Vengo ai tuoi concerti dal lontano Under Fest 2017, al Bronson di Ravenna. Negli anni ho visto tante formazioni dei Dead Poets, tanti bellissimi eventi a cavallo tra Bologna e Ravenna ed ogni volta si respirava fuoco e passione. Quanto contano per te i live e in che modo gestisci l’organizzazione delle varie comparse? Ed inoltre, hai in mente qualcosa per le prime date del tour legato al nuovo Dead Poets?
«Organizzare uno show non è affatto un lavoro da poco, da diversi punti di vista.
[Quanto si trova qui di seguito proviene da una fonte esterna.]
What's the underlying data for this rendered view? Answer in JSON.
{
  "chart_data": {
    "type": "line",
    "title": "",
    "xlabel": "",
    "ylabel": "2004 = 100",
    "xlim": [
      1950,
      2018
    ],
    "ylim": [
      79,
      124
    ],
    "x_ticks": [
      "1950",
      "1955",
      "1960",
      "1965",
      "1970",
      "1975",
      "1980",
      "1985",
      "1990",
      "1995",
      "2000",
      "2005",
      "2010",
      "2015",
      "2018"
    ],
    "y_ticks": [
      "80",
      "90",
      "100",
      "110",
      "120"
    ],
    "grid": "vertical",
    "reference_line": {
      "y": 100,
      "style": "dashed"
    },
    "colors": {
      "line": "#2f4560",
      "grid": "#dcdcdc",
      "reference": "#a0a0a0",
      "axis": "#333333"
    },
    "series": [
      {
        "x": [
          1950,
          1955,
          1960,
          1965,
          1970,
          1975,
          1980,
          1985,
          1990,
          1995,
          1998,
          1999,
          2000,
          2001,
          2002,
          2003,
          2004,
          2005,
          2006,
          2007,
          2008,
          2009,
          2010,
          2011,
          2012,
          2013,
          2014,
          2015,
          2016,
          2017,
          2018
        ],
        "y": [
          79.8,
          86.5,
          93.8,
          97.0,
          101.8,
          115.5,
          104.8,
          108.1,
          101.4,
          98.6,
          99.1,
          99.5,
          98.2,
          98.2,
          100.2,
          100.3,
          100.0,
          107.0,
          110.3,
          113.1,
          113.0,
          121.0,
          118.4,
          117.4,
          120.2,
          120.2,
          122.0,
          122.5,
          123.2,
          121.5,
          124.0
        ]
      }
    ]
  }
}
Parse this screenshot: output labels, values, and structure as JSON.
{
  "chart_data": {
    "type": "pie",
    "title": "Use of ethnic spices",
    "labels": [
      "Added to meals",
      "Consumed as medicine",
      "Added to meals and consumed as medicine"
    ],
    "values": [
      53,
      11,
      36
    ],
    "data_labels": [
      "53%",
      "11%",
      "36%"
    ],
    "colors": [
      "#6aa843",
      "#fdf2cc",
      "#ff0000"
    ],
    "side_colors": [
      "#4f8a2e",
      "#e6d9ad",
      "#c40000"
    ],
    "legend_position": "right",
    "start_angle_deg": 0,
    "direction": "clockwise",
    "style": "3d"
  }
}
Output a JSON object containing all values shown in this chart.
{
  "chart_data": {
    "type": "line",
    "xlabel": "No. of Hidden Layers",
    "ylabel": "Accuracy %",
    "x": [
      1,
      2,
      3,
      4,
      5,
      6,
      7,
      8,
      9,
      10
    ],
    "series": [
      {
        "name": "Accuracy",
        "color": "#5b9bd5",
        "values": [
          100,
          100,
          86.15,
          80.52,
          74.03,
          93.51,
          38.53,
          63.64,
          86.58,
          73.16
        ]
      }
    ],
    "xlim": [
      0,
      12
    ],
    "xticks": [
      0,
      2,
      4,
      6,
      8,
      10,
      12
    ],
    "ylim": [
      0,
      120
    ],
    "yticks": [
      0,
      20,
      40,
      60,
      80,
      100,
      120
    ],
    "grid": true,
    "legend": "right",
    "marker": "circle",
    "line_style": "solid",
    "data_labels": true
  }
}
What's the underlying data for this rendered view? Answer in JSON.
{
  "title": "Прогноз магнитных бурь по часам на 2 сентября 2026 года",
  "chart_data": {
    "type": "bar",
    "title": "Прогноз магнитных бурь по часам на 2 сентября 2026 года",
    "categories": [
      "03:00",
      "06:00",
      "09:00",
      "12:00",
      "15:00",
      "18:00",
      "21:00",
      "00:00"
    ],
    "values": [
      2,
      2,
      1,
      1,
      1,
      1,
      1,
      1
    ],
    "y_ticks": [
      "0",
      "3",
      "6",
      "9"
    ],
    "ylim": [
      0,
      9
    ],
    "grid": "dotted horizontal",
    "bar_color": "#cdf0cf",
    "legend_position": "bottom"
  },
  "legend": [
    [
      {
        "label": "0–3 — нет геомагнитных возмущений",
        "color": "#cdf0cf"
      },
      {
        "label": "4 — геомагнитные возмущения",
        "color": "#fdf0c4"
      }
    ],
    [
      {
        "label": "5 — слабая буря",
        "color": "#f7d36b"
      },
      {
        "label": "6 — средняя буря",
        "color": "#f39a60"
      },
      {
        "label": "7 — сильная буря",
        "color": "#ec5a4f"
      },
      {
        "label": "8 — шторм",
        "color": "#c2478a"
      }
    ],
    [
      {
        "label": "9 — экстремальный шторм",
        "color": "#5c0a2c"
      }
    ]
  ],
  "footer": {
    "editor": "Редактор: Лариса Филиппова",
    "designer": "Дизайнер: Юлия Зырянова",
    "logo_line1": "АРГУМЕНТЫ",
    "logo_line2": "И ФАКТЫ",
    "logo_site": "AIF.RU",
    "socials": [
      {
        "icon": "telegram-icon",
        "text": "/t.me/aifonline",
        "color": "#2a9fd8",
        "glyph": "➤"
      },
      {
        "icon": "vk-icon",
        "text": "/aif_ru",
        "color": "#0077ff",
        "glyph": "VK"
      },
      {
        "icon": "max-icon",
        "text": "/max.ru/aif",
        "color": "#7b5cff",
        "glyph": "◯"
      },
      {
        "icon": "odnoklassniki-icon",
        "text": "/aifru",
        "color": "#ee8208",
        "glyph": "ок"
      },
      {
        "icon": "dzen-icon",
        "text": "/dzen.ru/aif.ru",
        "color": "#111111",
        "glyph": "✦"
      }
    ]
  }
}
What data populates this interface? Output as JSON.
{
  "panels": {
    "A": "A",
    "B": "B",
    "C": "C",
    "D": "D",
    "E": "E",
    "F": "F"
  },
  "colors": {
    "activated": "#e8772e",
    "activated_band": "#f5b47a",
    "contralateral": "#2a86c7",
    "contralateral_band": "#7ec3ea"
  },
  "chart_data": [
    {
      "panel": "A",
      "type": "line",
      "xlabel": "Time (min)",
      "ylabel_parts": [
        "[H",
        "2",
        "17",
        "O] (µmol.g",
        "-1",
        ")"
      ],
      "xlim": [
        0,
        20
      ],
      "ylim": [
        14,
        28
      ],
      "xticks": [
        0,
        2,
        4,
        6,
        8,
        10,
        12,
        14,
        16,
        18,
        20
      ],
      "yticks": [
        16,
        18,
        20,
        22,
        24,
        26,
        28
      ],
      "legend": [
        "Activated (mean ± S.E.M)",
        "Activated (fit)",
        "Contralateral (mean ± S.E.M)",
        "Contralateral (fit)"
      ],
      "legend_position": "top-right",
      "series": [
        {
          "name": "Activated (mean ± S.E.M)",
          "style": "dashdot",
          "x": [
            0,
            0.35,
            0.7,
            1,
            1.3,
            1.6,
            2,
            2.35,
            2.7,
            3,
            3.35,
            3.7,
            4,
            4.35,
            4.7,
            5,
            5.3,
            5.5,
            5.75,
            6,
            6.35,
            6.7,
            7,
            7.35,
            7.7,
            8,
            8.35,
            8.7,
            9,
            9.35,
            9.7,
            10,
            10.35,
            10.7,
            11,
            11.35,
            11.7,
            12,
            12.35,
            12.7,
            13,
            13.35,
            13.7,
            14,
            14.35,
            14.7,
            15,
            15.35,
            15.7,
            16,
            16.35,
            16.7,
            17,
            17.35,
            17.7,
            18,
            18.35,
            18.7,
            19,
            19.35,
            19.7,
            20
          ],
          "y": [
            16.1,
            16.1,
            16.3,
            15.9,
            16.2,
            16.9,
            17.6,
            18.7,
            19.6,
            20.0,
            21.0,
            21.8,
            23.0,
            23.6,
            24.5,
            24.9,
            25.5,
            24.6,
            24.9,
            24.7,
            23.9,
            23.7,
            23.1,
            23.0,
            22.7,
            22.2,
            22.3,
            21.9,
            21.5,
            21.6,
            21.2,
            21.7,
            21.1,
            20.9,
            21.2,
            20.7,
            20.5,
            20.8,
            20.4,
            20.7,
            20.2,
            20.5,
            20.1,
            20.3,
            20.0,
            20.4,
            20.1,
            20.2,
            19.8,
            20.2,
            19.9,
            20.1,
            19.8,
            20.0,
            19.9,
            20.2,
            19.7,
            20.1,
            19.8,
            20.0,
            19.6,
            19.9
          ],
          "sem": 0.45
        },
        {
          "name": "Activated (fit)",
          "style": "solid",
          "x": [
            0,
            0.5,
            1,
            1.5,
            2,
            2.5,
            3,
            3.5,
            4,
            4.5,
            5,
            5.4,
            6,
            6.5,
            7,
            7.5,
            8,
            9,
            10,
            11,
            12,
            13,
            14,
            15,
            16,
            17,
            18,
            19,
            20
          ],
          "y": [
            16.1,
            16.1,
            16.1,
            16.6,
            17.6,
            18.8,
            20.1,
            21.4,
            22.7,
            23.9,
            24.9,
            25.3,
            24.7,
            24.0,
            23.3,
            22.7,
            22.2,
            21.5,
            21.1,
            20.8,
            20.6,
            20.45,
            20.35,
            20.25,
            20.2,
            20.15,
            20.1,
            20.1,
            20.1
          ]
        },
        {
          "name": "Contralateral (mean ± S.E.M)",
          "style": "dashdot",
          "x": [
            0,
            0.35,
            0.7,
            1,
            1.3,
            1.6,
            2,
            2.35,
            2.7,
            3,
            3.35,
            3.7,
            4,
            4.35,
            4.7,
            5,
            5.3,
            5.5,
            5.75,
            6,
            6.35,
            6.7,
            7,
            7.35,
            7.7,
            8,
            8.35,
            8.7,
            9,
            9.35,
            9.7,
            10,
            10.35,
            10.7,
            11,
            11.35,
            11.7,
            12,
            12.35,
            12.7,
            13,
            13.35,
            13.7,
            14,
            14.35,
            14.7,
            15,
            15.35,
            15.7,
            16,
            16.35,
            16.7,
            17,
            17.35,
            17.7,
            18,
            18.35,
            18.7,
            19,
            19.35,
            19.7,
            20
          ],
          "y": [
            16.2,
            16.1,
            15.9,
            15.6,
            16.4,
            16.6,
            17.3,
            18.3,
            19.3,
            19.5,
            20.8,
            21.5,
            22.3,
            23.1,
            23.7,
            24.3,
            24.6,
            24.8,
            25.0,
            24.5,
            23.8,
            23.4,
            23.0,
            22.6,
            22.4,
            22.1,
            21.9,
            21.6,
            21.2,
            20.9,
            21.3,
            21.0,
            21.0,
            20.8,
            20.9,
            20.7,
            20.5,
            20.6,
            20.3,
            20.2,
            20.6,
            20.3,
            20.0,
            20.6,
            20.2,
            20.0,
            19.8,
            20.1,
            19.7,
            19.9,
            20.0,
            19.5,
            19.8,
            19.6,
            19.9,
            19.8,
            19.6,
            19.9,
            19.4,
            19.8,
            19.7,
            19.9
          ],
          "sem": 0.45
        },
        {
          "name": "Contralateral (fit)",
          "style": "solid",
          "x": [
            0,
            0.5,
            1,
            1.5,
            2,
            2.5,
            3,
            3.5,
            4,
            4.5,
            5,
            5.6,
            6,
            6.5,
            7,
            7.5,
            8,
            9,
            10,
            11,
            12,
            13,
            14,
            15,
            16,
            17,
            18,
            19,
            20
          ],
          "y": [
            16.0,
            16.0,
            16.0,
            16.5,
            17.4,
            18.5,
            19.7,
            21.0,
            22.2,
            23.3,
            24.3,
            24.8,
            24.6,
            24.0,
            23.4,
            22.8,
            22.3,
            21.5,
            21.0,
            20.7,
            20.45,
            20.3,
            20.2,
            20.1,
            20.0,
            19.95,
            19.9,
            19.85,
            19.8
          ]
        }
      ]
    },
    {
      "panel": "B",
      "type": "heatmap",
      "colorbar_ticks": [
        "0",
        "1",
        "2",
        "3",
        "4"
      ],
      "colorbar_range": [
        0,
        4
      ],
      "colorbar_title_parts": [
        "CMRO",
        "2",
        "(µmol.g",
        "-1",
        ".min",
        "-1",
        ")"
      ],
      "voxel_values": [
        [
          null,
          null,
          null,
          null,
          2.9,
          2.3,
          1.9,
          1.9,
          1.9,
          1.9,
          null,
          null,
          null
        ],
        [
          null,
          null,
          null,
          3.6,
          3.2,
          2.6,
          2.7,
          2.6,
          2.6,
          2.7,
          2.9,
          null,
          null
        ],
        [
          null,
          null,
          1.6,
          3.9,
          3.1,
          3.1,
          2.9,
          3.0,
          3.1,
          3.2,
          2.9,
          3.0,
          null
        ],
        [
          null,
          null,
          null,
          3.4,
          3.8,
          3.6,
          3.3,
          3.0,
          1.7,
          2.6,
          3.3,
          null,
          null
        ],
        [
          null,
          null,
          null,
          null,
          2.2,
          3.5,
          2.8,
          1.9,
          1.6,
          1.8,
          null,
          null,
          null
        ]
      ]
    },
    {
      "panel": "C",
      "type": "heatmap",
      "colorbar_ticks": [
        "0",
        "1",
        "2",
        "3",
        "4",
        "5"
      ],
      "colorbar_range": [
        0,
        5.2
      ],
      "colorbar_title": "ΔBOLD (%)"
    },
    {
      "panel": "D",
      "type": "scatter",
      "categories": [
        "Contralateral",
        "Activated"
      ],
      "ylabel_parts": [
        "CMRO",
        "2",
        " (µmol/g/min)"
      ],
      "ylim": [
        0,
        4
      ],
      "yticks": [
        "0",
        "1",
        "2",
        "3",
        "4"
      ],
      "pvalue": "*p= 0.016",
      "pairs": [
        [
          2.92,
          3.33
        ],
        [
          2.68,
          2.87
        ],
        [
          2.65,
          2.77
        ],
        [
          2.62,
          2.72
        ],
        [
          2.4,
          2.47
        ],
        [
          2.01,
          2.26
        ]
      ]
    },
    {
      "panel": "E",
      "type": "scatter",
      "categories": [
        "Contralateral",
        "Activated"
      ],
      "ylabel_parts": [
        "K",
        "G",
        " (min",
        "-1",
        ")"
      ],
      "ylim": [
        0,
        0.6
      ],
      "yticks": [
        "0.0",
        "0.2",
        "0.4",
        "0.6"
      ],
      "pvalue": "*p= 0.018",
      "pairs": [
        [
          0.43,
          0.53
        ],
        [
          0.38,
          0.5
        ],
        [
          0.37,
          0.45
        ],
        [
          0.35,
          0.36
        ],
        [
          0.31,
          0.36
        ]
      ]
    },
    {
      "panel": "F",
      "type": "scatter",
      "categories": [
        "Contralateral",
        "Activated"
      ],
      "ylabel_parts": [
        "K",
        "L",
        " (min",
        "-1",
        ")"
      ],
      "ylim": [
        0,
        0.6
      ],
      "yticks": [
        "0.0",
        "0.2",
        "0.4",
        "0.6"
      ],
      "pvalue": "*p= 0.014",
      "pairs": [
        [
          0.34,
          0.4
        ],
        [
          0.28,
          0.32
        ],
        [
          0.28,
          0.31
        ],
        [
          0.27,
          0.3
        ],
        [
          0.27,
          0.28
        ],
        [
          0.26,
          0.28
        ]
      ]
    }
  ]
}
Senza uno staff adeguato, sarebbe impossibile gestire decine di spostamenti e alloggi; non è impossibile, semplicemente richiede più programmazione. Non tutti i ragazzi vivono di rap, buona parte necessitano di permessi dal lavoro che spesso non arrivano, quindi lascio sempre a tutti molta elasticità sulla presenza ai concerti. Entrare ulteriormente nello specifico però sarebbe un discorso molto lungo, sarebbe da affrontare con il booking. Per lo show ovviamente ogni MC ha il suo spazio; siamo tutti legati dall’album e dal progetto Dead Poets, ma allo stesso tempo ciascuno porta avanti il suo stile e la sua carriera solista. I ragazzi portano quasi sempre due brani più quello del mio album, idem per le guest. Quello che cerco di sfruttare al meglio è la scaletta, in quanto molti di loro hanno varie collaborazioni nelle loro uscite: avendoli sul palco tutti insieme, diamo priorità ai brani da poter svolgere con la formazione al completo, ed essendo veramente tanti a quasi tutti i concerti serve una rigidissima scaletta e una particolare attenzione alla gestione del sali/scendi e del backstage. Per il resto è una esperienza che è indubbiamente meglio vivere che raccontare, credetemi».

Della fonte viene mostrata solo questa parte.